Claim: By supporting multiple platforms, we can address a new market segment. This is compelling since addressing more market segments with essentially the same product is a good thing. Be careful, though. Effective marketing practices teach us that the key to long- term success is successful market segmentation. If you're basing your market segmentation on the kind of operating system or hardware platform your customers are using, you may be choosing the wrong approach. Effective segmentation is based on the problems faced by common customers. Focusing on business problems, such as asset management or improving call center efficiency, usually dominates choices of technology platforms.
Claim: By supporting multiple platforms, we demonstrate that we can meet our customers idiosyncratic needs. This marketecture claim has a tarchitecture corollary. By supporting multiple platforms (or standards) we can demonstrate technical skill. Sadly, technical skill rarely wins customers. Solving their needs does. Portability can detract from this, especially when customers who choose a platform for specific features find that your product does not support them because they are not cross-platform portable. I refer to this as the portability paradox. Customers choose a platform for its unique features and perceived benefits, but most portable applications are explicitly designed to avoid platform-specific features!
My experience indicates that the real motivations for portability aren't that impressive. Here are some that I've stumbled across.
Real motivation: Developers think writing portable software is cool. It can be a lot of fun to write something that is portable. Portability can stretch your limits as an engineer, and creating an architecture that achieves key objectives (such as performance or stability) across multiple operating environments is an impressive accomplishment. On the other hand, it can be a real pain and no fun at all to create a portable application. Subtle differences in operating systems, even operating systems from the same vendor, often means that things that work in one version break in another. Sometimes there is simply no way to offer the same capabilities in different operating environments, which means that you have to compromise either your product objectives or your technical approach or both. Many developers find it tiresome learning about multiple operating environments.

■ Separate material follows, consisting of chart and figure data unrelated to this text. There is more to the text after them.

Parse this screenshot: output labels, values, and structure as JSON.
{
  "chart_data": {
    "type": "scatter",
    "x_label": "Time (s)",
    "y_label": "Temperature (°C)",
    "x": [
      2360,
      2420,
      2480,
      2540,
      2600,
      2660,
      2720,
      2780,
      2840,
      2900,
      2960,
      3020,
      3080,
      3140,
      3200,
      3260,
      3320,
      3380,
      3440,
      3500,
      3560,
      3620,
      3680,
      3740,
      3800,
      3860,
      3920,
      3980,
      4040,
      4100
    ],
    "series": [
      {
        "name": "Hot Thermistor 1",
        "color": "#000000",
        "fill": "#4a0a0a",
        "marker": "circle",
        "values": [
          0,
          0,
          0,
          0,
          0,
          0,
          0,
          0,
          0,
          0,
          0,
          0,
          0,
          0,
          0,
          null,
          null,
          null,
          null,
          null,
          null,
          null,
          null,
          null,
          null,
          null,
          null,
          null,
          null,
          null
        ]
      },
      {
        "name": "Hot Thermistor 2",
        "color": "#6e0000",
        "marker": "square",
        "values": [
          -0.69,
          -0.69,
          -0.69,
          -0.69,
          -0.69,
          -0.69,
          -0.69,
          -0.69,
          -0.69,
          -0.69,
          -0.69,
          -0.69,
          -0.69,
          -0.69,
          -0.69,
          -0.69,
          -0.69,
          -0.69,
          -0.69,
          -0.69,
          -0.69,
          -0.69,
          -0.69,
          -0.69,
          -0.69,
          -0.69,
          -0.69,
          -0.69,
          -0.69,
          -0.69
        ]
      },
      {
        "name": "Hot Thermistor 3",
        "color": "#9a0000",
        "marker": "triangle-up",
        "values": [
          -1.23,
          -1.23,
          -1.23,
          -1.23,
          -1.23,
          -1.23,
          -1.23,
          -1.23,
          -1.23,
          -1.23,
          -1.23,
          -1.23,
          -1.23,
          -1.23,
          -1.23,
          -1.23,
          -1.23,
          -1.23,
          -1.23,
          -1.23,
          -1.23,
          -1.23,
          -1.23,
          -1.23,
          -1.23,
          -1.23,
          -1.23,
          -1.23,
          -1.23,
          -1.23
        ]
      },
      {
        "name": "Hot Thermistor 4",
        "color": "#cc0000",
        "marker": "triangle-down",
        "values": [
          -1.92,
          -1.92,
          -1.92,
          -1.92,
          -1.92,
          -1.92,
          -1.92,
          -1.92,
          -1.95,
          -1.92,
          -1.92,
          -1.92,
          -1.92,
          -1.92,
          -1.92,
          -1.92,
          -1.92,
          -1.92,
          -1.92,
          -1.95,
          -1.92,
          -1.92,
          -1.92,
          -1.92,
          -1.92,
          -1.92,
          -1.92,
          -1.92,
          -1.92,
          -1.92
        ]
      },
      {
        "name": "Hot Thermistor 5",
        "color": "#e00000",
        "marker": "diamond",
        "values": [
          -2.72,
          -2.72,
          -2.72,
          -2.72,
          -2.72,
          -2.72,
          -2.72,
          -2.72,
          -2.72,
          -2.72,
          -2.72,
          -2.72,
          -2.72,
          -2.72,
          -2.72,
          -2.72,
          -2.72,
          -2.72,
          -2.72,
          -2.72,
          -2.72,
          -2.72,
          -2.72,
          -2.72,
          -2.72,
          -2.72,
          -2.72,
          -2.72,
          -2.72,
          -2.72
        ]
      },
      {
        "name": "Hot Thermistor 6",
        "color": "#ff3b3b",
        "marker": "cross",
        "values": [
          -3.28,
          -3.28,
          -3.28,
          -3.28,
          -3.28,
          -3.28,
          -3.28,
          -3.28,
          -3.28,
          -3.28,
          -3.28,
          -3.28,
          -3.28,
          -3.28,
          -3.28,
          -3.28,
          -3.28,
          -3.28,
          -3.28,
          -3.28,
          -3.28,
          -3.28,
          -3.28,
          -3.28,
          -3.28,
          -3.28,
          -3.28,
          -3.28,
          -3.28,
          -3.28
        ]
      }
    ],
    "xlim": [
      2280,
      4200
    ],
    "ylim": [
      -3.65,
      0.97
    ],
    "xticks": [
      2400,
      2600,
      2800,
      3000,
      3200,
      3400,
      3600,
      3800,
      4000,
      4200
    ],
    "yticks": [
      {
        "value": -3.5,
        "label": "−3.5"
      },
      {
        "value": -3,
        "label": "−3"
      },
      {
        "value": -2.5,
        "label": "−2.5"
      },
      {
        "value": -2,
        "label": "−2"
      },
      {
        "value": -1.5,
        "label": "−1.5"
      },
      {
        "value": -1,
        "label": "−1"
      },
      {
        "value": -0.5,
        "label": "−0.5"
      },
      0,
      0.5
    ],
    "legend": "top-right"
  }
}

Real motivation: One or two early, key, customers demanded different solutions. Unless a product is managed with considerable discipline, it is easy to do "anything" to secure early, key, customers, sometimes including porting the application to a different platform. This is usually a mistake. When a marketect finds customers who demand different solutions in the early stages of the product he should continue to search for a better customer (where better is defined as "within the target market") and not direct the development team to port the code too quickly. Experience has shown that this is arguably the biggest motivation.